I'm trying to build new springbatch project and i just want to execute this steps

-> read list of accounts Ids (more than 10 000)
--> for each accounts Ids
---> read purchase into database
---> write datas into elasticsearch

  @Bean
  public Job importPurchase(
      JobBuilderFactory jobBuilderFactory, Step findAccountStep, Step importPurchaseStep) {
    return jobBuilderFactory
        .get("importJob")
        .incrementer(new RunIdIncrementer())
        .start(findAccountStep)
        .next(importPurchaseStep)
        .build();
  }

I have create a springbatch job with 2 steps and limit my first chunk with 1000 items (oracle IN query is limited to 1000). But my first step is executed 10 times and then, the second step start. So my list of accountsIds contains 10 000 entries.

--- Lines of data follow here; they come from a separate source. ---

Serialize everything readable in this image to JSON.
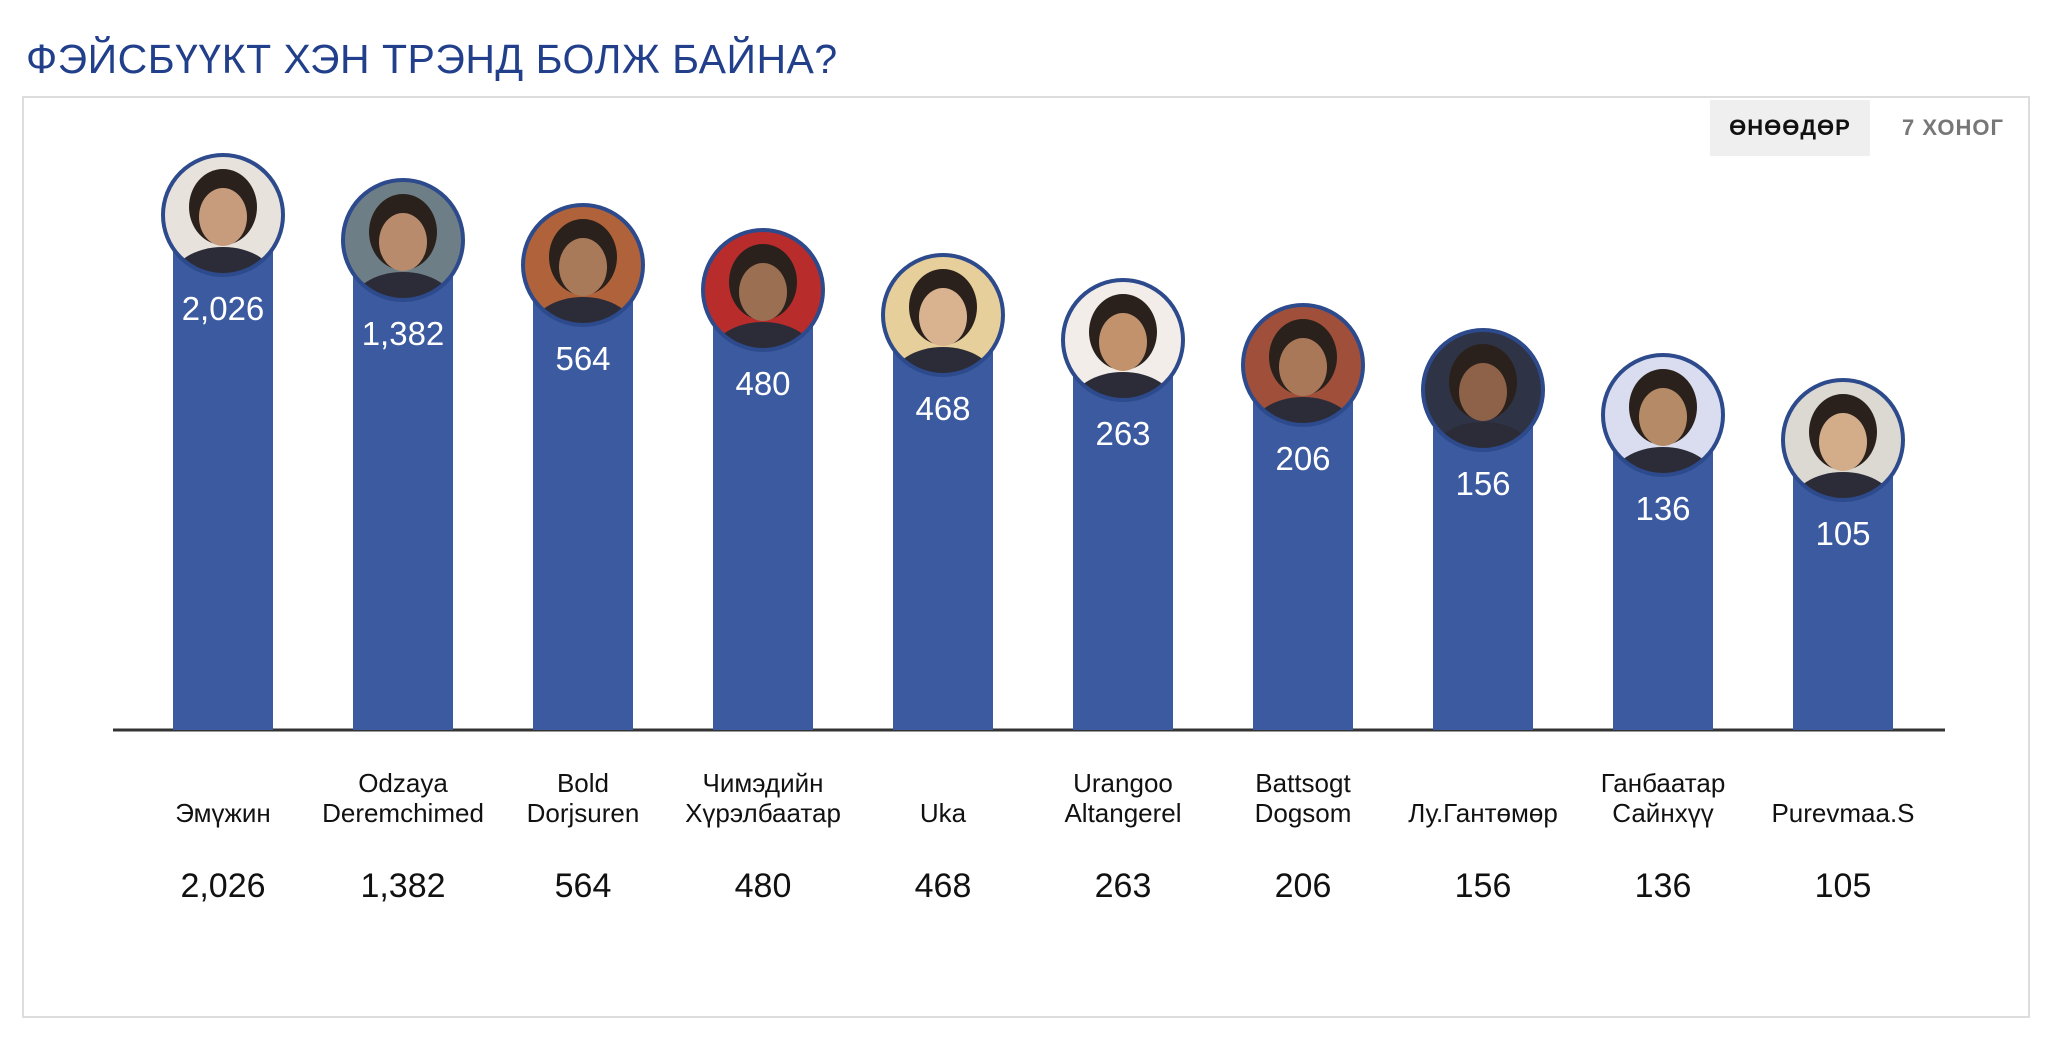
{
  "title": "ФЭЙСБҮҮКТ ХЭН ТРЭНД БОЛЖ БАЙНА?",
  "tabs": [
    {
      "label": "ӨНӨӨДӨР",
      "active": true
    },
    {
      "label": "7 ХОНОГ",
      "active": false
    }
  ],
  "colors": {
    "bar": "#3b5aa0",
    "title": "#213f8a",
    "axis": "#333333"
  },
  "chart_data": {
    "type": "bar",
    "title": "",
    "xlabel": "",
    "ylabel": "",
    "categories": [
      [
        "Эмүжин"
      ],
      [
        "Odzaya",
        "Deremchimed"
      ],
      [
        "Bold",
        "Dorjsuren"
      ],
      [
        "Чимэдийн",
        "Хүрэлбаатар"
      ],
      [
        "Uka"
      ],
      [
        "Urangoo",
        "Altangerel"
      ],
      [
        "Battsogt",
        "Dogsom"
      ],
      [
        "Лу.Гантөмөр"
      ],
      [
        "Ганбаатар",
        "Сайнхүү"
      ],
      [
        "Purevmaa.S"
      ]
    ],
    "values": [
      2026,
      1382,
      564,
      480,
      468,
      263,
      206,
      156,
      136,
      105
    ],
    "value_labels": [
      "2,026",
      "1,382",
      "564",
      "480",
      "468",
      "263",
      "206",
      "156",
      "136",
      "105"
    ],
    "avatars": [
      "avatar-icon",
      "avatar-icon",
      "avatar-icon",
      "avatar-icon",
      "avatar-icon",
      "avatar-icon",
      "avatar-icon",
      "avatar-icon",
      "avatar-icon",
      "avatar-icon"
    ],
    "legend": "none",
    "grid": false
  }
}
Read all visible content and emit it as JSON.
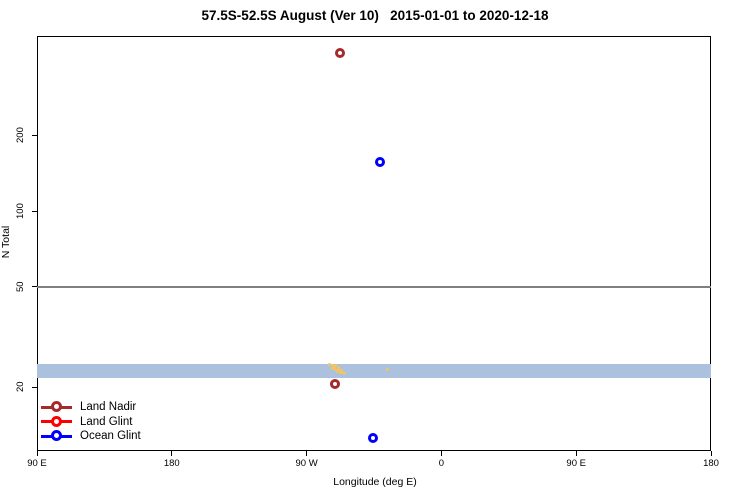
{
  "chart_data": {
    "type": "scatter",
    "title": "57.5S-52.5S August (Ver 10)   2015-01-01 to 2020-12-18",
    "xlabel": "Longitude (deg E)",
    "ylabel": "N Total",
    "x_axis": {
      "lim": [
        90,
        540
      ],
      "ticks": [
        {
          "value": 90,
          "label": "90 E"
        },
        {
          "value": 180,
          "label": "180"
        },
        {
          "value": 270,
          "label": "90 W"
        },
        {
          "value": 360,
          "label": "0"
        },
        {
          "value": 450,
          "label": "90 E"
        },
        {
          "value": 540,
          "label": "180"
        }
      ]
    },
    "y_axis": {
      "scale": "log",
      "lim": [
        11.3,
        494
      ],
      "ticks": [
        {
          "value": 20,
          "label": "20"
        },
        {
          "value": 50,
          "label": "50"
        },
        {
          "value": 100,
          "label": "100"
        },
        {
          "value": 200,
          "label": "200"
        }
      ]
    },
    "reference_line": {
      "y": 50,
      "color": "#7f7f7f"
    },
    "reference_band": {
      "y_min": 21.8,
      "y_max": 24.6,
      "color": "#abc1de"
    },
    "series": [
      {
        "name": "Land Nadir",
        "color": "#a52a2a",
        "symbol": "open-circle",
        "points": [
          {
            "lon": 292.5,
            "n_total": 423
          },
          {
            "lon": 289.0,
            "n_total": 20.5
          }
        ]
      },
      {
        "name": "Land Glint",
        "color": "#ff0000",
        "symbol": "open-circle",
        "points": []
      },
      {
        "name": "Ocean Glint",
        "color": "#0000ff",
        "symbol": "open-circle",
        "points": [
          {
            "lon": 319.0,
            "n_total": 157
          },
          {
            "lon": 314.0,
            "n_total": 12.6
          }
        ]
      }
    ],
    "minor_points": {
      "name": "small-orange-marks",
      "color": "#f2c464",
      "points": [
        {
          "lon": 285.0,
          "n_total": 24.7
        },
        {
          "lon": 287.0,
          "n_total": 24.4
        },
        {
          "lon": 288.3,
          "n_total": 24.2
        },
        {
          "lon": 289.6,
          "n_total": 24.4
        },
        {
          "lon": 291.0,
          "n_total": 24.0
        },
        {
          "lon": 287.6,
          "n_total": 23.8
        },
        {
          "lon": 289.6,
          "n_total": 23.5
        },
        {
          "lon": 291.6,
          "n_total": 23.5
        },
        {
          "lon": 293.0,
          "n_total": 23.3
        },
        {
          "lon": 290.3,
          "n_total": 23.1
        },
        {
          "lon": 292.3,
          "n_total": 22.9
        },
        {
          "lon": 294.3,
          "n_total": 22.9
        },
        {
          "lon": 295.6,
          "n_total": 22.7
        },
        {
          "lon": 323.7,
          "n_total": 23.5
        }
      ]
    },
    "legend": {
      "position": "bottom-left",
      "entries": [
        {
          "label": "Land Nadir",
          "color": "#a52a2a"
        },
        {
          "label": "Land Glint",
          "color": "#ff0000"
        },
        {
          "label": "Ocean Glint",
          "color": "#0000ff"
        }
      ]
    }
  }
}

How can i read my accountsId and then get the purchase by 1000 items ?

Thanks ! :)

Solution

You can use the driving query pattern with a single chunk-oriented step in which:

The reader reads account IDs
The processor enriches items with purchase details
The writer writes enriched items to ES

It should be noted that this pattern works well for small/medium data sets, but not so well for large data sets at it requires an additional query for each item. In your case, it should perform well as the input data set size is still reasonable.

EDIT: How to scale this pattern?

It is possible to use the same pattern on a partitioned input. For example, partitioning the 10.000 account IDs into ranges and create a partition for each range. Spring Batch provides a sample for this in the ColumnRangePartitioner.

Once the partitions are created, you can create a partitioned step where each worker applies the driving query pattern on the partition assigned to it. Workers can be local threads or remote JVMs, which allows you to horizontally scale your processing.